June 14, 2010
According to BIOTECanada, a national non-profit association dedicated to building the bio-based economy, the country is home to 668 core biotechnology firms, the second-highest such concentration in the world.
After considering the application of biotechnology to traditional industries, the sector accounts for 6.4% of the country's GDP.
Domestic life sciences venture capital activity fell by 41% in 2009 to just C$215 million, invested through 39 transactions. That’s where lawyers come in.
"The added value our life sciences group brings to clients is an industry expertise that allows us to help them structure and strategize in a way that makes them attractive to investors," says Cheryl Reicin.
Cheryl, who spent two decades practising in the United States before moving to Torys in 2005, believes U.S. venture capital groups can be a good source of funds for Canadian life sciences companies.

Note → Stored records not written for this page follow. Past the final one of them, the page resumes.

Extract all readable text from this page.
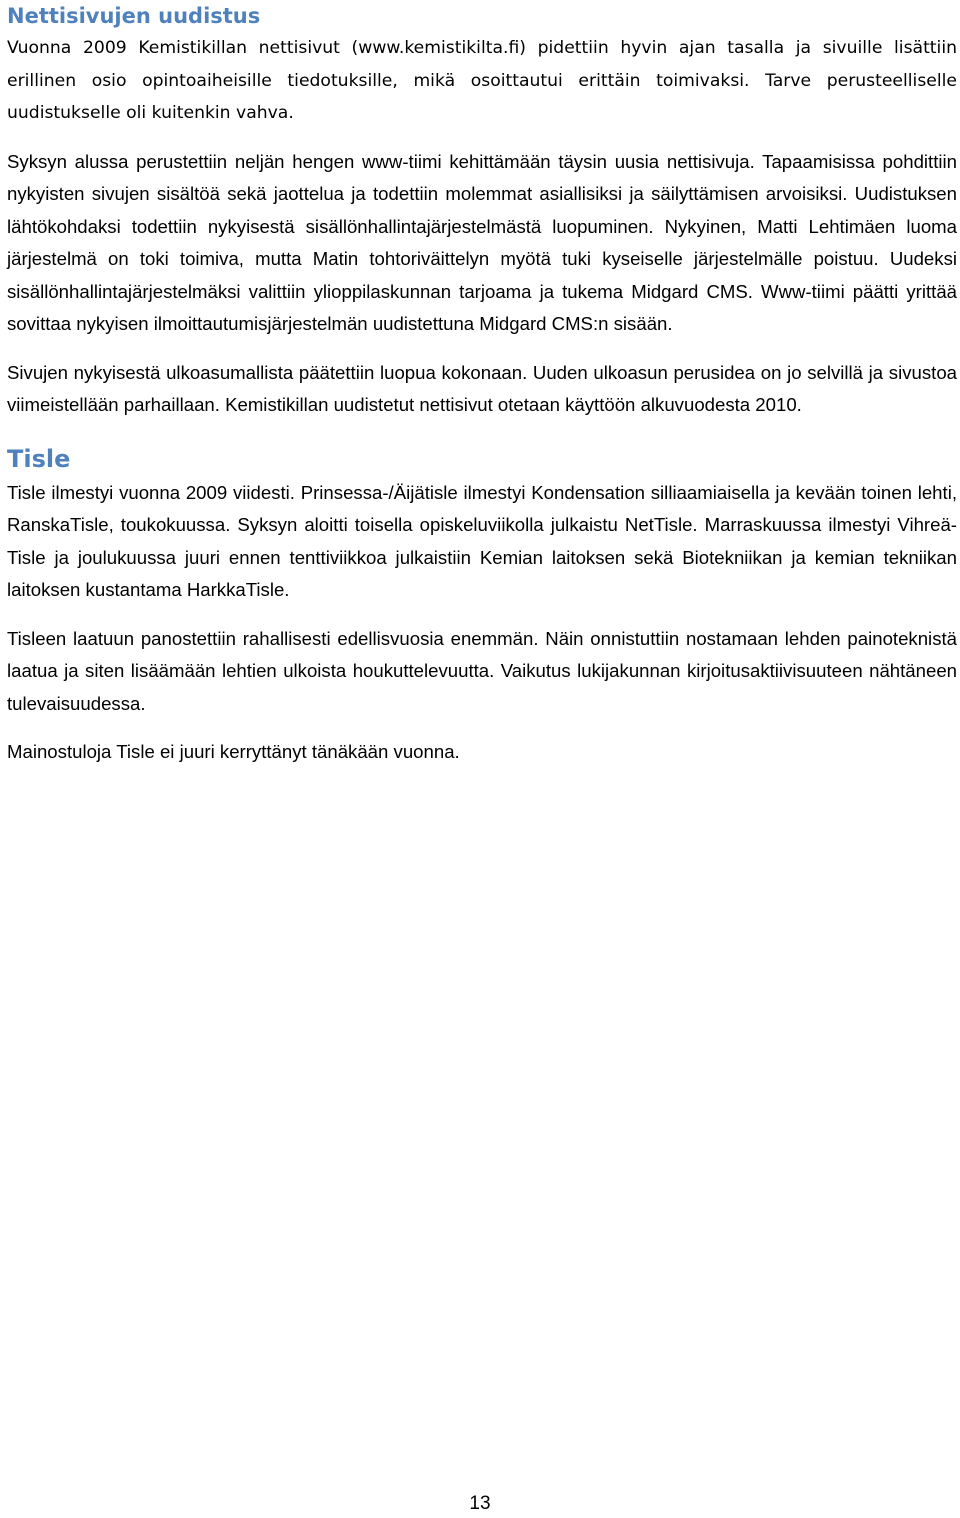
Nettisivujen uudistus

Vuonna 2009 Kemistikillan nettisivut (www.kemistikilta.fi) pidettiin hyvin ajan tasalla ja sivuille lisättiin erillinen osio opintoaiheisille tiedotuksille, mikä osoittautui erittäin toimivaksi. Tarve perusteelliselle uudistukselle oli kuitenkin vahva.

Syksyn alussa perustettiin neljän hengen www-tiimi kehittämään täysin uusia nettisivuja. Tapaamisissa pohdittiin nykyisten sivujen sisältöä sekä jaottelua ja todettiin molemmat asiallisiksi ja säilyttämisen arvoisiksi. Uudistuksen lähtökohdaksi todettiin nykyisestä sisällönhallintajärjestelmästä luopuminen. Nykyinen, Matti Lehtimäen luoma järjestelmä on toki toimiva, mutta Matin tohtoriväittelyn myötä tuki kyseiselle järjestelmälle poistuu. Uudeksi sisällönhallintajärjestelmäksi valittiin ylioppilaskunnan tarjoama ja tukema Midgard CMS. Www-tiimi päätti yrittää sovittaa nykyisen ilmoittautumisjärjestelmän uudistettuna Midgard CMS:n sisään.

Sivujen nykyisestä ulkoasumallista päätettiin luopua kokonaan. Uuden ulkoasun perusidea on jo selvillä ja sivustoa viimeistellään parhaillaan. Kemistikillan uudistetut nettisivut otetaan käyttöön alkuvuodesta 2010.

Tisle

Tisle ilmestyi vuonna 2009 viidesti. Prinsessa-/Äijätisle ilmestyi Kondensation silliaamiaisella ja kevään toinen lehti, RanskaTisle, toukokuussa. Syksyn aloitti toisella opiskeluviikolla julkaistu NetTisle. Marraskuussa ilmestyi Vihreä-Tisle ja joulukuussa juuri ennen tenttiviikkoa julkaistiin Kemian laitoksen sekä Biotekniikan ja kemian tekniikan laitoksen kustantama HarkkaTisle.

Tisleen laatuun panostettiin rahallisesti edellisvuosia enemmän. Näin onnistuttiin nostamaan lehden painoteknistä laatua ja siten lisäämään lehtien ulkoista houkuttelevuutta. Vaikutus lukijakunnan kirjoitusaktiivisuuteen nähtäneen tulevaisuudessa.

Mainostuloja Tisle ei juuri kerryttänyt tänäkään vuonna.

13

She points to the interest displayed by her client, OrbiMed Healthcare Fund Management, Canada's life sciences sector. The company, with more than US$7 billion in assets, has made its single-largest life sciences venture capital investment in Montreal-based Enobia Pharma Inc., which develops therapies to treat serious genetic bone disorders.
"OrbiMed is considered a thought leader in life sciences investing, so when they invest, other venture capitalists are likely to follow," says Cheryl.